Die Ukrainer haben gelernt zu lieben und die Menschen so zu sehen, wie sie wirklich sind, unter Beschuss zu leben und in den Mauern einer zerstörten Schule Klavier zu spielen. Wir haben gelernt, trotz des Todes, den der Krieg mit sich bringt, zu leben, dank Gott und seiner unendlichen Liebe.

Seit dem 24. Februar mussten ukrainische Familien Trennungen erleben. Auf unserem Weg nach Taizé machten wir Halt in Breslau, wo wir meinen Vater trafen, den ich seit vier Jahren nicht mehr gesehen habe. Ein Treffen, das von der größten Freude der letzten vier Jahre erfüllt war ... Ich habe während des gesamten fünfminütigen Gesprächs geweint ... fünf Minuten, die für immer in meinem Herzen bleiben werden.

Ich appelliere an alle: „Die Ukrainer sind dankbar für die Unterstützung und für eure Gebete, deshalb bitten wir alle: Betet für den Frieden in der Ukraine, betet für unsere Kinder und unsere Familien!“

Den jungen Ukrainern, Bischof Efrem und den Priestern, die diese Woche mit euch gekommen sind, möchte ich sagen, dass wir euch nicht vergessen! Ich hoffe, dass zwei meiner Brüder euch schon bald besuchen können.
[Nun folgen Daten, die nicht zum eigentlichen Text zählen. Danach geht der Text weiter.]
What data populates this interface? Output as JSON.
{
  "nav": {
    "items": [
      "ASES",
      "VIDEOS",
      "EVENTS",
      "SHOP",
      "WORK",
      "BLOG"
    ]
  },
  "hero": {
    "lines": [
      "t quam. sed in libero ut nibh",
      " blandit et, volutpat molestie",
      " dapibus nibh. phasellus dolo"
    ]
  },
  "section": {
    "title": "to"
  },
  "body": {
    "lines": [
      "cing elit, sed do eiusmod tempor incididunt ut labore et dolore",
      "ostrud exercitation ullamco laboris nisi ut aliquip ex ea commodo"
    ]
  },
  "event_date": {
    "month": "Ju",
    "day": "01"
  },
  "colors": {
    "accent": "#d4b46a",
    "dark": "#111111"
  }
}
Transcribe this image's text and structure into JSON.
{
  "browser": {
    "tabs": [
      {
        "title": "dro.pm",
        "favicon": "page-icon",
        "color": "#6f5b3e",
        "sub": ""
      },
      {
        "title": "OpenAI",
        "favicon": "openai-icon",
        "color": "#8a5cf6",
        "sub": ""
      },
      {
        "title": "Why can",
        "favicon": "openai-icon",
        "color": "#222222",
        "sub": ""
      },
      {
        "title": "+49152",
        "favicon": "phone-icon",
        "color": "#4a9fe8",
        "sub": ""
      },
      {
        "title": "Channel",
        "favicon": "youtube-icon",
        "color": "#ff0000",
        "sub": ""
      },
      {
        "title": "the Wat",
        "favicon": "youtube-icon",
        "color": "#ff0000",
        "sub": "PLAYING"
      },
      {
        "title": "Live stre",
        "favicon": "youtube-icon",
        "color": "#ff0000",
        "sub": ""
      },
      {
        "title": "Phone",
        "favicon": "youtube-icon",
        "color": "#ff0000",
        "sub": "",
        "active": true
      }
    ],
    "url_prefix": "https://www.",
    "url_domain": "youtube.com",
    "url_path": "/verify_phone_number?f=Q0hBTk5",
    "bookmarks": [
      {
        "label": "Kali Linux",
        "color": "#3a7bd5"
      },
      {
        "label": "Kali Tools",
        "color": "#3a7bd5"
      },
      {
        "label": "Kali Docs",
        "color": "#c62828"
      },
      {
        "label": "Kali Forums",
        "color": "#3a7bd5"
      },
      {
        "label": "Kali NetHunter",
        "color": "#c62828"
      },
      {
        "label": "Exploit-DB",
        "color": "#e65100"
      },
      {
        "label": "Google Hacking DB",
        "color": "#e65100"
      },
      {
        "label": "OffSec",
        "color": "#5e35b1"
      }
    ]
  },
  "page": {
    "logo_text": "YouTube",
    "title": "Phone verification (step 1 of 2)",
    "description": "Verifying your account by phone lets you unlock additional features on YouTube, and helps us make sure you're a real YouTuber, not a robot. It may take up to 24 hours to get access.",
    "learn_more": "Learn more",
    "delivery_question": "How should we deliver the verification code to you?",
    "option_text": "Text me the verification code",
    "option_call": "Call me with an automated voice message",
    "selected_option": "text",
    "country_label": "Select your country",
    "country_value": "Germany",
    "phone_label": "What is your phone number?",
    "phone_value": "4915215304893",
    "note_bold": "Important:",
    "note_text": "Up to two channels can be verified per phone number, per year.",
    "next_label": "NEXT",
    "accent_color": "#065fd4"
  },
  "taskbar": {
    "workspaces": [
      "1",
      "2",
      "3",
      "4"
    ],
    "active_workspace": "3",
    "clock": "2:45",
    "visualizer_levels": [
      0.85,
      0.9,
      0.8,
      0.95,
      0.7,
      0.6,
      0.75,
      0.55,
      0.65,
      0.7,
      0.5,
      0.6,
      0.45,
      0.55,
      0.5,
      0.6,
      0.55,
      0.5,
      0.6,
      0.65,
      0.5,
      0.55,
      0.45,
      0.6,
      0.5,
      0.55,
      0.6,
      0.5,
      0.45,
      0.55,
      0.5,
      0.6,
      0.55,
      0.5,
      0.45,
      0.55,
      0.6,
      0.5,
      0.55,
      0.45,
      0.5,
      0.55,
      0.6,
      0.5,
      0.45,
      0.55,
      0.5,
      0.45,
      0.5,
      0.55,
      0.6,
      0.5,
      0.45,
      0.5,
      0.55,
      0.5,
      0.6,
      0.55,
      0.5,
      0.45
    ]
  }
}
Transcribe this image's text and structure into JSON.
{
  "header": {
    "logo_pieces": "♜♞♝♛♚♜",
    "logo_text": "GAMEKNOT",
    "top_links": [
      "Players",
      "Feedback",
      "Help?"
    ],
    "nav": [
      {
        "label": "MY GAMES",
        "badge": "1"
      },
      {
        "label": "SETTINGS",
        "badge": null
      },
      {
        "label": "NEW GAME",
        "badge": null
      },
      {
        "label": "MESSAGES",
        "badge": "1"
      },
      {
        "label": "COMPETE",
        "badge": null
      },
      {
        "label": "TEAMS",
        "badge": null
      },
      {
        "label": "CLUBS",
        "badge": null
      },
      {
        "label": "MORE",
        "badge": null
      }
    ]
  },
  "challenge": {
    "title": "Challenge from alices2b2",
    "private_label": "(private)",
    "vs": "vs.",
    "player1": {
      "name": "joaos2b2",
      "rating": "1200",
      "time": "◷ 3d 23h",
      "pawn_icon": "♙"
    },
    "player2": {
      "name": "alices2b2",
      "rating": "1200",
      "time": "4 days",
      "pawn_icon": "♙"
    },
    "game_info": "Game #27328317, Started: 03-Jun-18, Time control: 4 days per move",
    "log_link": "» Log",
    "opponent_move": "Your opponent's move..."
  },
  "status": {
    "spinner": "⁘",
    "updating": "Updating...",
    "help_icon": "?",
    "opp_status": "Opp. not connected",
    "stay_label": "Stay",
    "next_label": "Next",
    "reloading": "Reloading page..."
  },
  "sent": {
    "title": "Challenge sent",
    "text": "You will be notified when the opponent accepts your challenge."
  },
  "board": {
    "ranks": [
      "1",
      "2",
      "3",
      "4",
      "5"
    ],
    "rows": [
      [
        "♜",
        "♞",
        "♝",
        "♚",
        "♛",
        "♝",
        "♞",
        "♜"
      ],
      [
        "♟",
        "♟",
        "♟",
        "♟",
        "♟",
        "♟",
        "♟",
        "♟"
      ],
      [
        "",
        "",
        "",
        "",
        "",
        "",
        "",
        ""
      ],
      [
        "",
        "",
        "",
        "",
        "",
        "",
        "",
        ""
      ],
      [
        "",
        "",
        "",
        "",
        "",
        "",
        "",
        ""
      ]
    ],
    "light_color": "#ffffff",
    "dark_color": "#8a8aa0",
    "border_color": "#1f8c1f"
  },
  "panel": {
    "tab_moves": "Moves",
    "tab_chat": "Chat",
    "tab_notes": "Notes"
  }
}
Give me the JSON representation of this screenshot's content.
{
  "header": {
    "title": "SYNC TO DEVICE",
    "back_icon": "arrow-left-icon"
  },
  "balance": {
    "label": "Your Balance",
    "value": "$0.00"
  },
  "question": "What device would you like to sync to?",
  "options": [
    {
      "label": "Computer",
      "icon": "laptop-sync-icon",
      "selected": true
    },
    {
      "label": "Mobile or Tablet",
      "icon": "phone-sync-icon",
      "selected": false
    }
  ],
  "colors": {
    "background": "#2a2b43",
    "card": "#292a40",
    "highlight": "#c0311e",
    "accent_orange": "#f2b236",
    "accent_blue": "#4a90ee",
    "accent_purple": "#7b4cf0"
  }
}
Das soll ein Zeichen unserer Solidarität mit euch in dieser für euer Land schwierigen Zeit sein.

Ich möchte euch alle einladen, morgen Abend schon um 20 Uhr in die Kirche zu kommen, um gemeinsam mit uns für den Frieden auf der Welt zu beten. Wir beten für Frieden und Gerechtigkeit in der Ukraine, aber auch im Gazastreifen, im Westjordanland, im Sudan, in Haiti, Nicaragua und anderen Ländern, die von Krieg und Gewalt heimgesucht werden. Wir beten aber auch für Menschen, die unter unterdrückerischen Regimen für ihre Freiheit kämpfen, und für alle festgehaltenen Geiseln.

Wir werden in Stille beten, denn oft ist es schwierig, Worte zu finden. Aber dieses Gebet ist bereits ein Zeichen der Solidarität mit denen, die leiden.

Und wir hoffen, alle von euch, die zwischen 18 und 35 Jahre alt sind, zwischen dem 28. Dezember und dem 1. Januar in Paris und Umgebung zum jährlichen Europäischen Treffen wiederzusehen.  Schon bald brechen Brüder der Communauté, Schwestern und Freiwillige auf, um das Treffen vorzubereiten. Der Empfang der katholischen, evangelischen und orthodoxen Kirchen ist so herzlich, dass jede/r von euch unterkommt!

Kann dieses Treffen ein Zeichen des Friedens und der Geschwisterlichkeit sein, ein Spiegelbild des Reiches Gottes, in Europa und in der ganzen Welt, in der Spaltung und Polarisierung oft überhandnehmen? Kommt und macht alle mit!